2004 Workshop on Self-Managed Systems (WOSS'04) in conjunction with ACM SIGSOFT FSE-12 |

Earlier version presented at 2nd Bertinoro Workshop on Future Directions in Distributed Computing (FuDiCo II): Survivability: Obstacles and Solutions, June 2004

Complex distributed Internet services form the basis not only of e-commerce but increasingly of mission-critical networkbased applications. What is new is that the workload and internal architecture of three-tier enterprise applications presents the opportunity for a new approach to keeping them running in the face of many common recoverable failures. The core of the approach is anomaly detection and localization based on statistical machine learning techniques.

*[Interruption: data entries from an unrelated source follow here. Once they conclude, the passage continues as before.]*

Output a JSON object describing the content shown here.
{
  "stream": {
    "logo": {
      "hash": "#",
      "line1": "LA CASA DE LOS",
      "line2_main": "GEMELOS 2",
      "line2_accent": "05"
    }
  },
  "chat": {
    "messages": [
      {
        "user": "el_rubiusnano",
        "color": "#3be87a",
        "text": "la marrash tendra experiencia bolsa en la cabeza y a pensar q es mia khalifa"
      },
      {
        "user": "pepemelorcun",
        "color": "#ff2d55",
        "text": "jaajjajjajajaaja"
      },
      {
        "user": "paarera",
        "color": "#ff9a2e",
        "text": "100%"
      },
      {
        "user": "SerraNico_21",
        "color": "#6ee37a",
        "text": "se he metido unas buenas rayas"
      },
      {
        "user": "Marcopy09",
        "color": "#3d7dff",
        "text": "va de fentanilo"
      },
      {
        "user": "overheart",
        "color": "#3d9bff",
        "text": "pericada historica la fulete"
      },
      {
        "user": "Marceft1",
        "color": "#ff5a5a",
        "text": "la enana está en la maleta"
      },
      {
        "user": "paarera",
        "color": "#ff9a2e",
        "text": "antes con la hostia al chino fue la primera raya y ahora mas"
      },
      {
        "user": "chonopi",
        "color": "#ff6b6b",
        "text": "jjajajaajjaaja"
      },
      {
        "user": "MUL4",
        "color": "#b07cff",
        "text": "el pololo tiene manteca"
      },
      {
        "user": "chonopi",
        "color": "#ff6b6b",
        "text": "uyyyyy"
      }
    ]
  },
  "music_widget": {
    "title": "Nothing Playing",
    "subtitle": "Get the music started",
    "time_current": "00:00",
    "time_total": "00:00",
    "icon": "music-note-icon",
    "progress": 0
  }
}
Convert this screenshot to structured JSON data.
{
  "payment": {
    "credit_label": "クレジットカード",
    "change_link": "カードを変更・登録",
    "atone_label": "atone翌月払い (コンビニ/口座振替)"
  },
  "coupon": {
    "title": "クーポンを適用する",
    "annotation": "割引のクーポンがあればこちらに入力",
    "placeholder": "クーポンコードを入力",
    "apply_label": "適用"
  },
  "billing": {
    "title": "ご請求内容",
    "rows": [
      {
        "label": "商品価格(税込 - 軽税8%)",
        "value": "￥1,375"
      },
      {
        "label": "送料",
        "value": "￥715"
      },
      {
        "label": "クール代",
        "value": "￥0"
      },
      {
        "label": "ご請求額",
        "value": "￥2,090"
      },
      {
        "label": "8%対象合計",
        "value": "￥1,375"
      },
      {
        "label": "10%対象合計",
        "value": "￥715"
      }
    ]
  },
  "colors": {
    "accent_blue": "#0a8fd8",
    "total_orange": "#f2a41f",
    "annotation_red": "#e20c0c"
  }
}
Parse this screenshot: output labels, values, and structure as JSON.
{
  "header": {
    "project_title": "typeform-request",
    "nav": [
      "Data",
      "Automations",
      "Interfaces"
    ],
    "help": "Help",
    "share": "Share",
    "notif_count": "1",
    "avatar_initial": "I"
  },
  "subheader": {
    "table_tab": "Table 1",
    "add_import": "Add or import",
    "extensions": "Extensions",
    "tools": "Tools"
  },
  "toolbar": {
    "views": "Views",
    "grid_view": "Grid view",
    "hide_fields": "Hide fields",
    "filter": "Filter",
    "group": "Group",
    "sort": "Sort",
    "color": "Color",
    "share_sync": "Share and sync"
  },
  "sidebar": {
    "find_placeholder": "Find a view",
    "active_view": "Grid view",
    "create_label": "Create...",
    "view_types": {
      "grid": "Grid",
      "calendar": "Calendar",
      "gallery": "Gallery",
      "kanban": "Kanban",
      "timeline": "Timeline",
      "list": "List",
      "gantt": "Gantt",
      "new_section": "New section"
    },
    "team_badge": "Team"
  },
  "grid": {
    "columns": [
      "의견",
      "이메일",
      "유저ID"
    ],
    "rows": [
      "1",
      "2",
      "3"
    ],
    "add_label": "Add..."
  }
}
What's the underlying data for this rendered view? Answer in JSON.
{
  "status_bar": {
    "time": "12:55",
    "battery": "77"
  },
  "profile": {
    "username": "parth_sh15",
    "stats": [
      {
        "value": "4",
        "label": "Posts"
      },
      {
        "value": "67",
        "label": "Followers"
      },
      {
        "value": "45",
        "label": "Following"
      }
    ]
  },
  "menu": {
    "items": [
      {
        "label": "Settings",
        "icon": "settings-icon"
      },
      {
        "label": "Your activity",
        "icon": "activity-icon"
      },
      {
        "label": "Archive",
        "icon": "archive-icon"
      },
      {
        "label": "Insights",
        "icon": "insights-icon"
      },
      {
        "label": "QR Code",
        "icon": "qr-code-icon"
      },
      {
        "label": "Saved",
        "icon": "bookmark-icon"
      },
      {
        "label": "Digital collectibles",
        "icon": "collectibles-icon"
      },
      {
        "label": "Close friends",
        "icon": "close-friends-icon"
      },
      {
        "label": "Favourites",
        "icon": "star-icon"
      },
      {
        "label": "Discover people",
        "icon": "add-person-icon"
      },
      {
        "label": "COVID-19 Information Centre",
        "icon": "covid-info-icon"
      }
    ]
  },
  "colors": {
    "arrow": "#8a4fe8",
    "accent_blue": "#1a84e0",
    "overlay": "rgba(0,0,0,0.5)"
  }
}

Unlike previous approaches, we propose anomaly detection and pattern mining not only for operational statistics such as mean response time, but also for structural behaviors of the system—what parts of the system, in what combinations, are being exercised in response to different kinds of external stimuli. In addition, rather than building baseline models a priori, we extract them by observing the behavior of the system over a short period of time during normal operation. We explain the necessary underlying assumptions and why they can be realized by systems research, report on some early successes using the approach, describe benefits of the approach that make it competitive as a path toward self-managing systems, and outline some research challenges. Our hope is that this approach will enable “new science” in the design of self-managing systems by allowing the rapid and widespread application of statistical learning theory techniques (SLT) to problems of system dependability.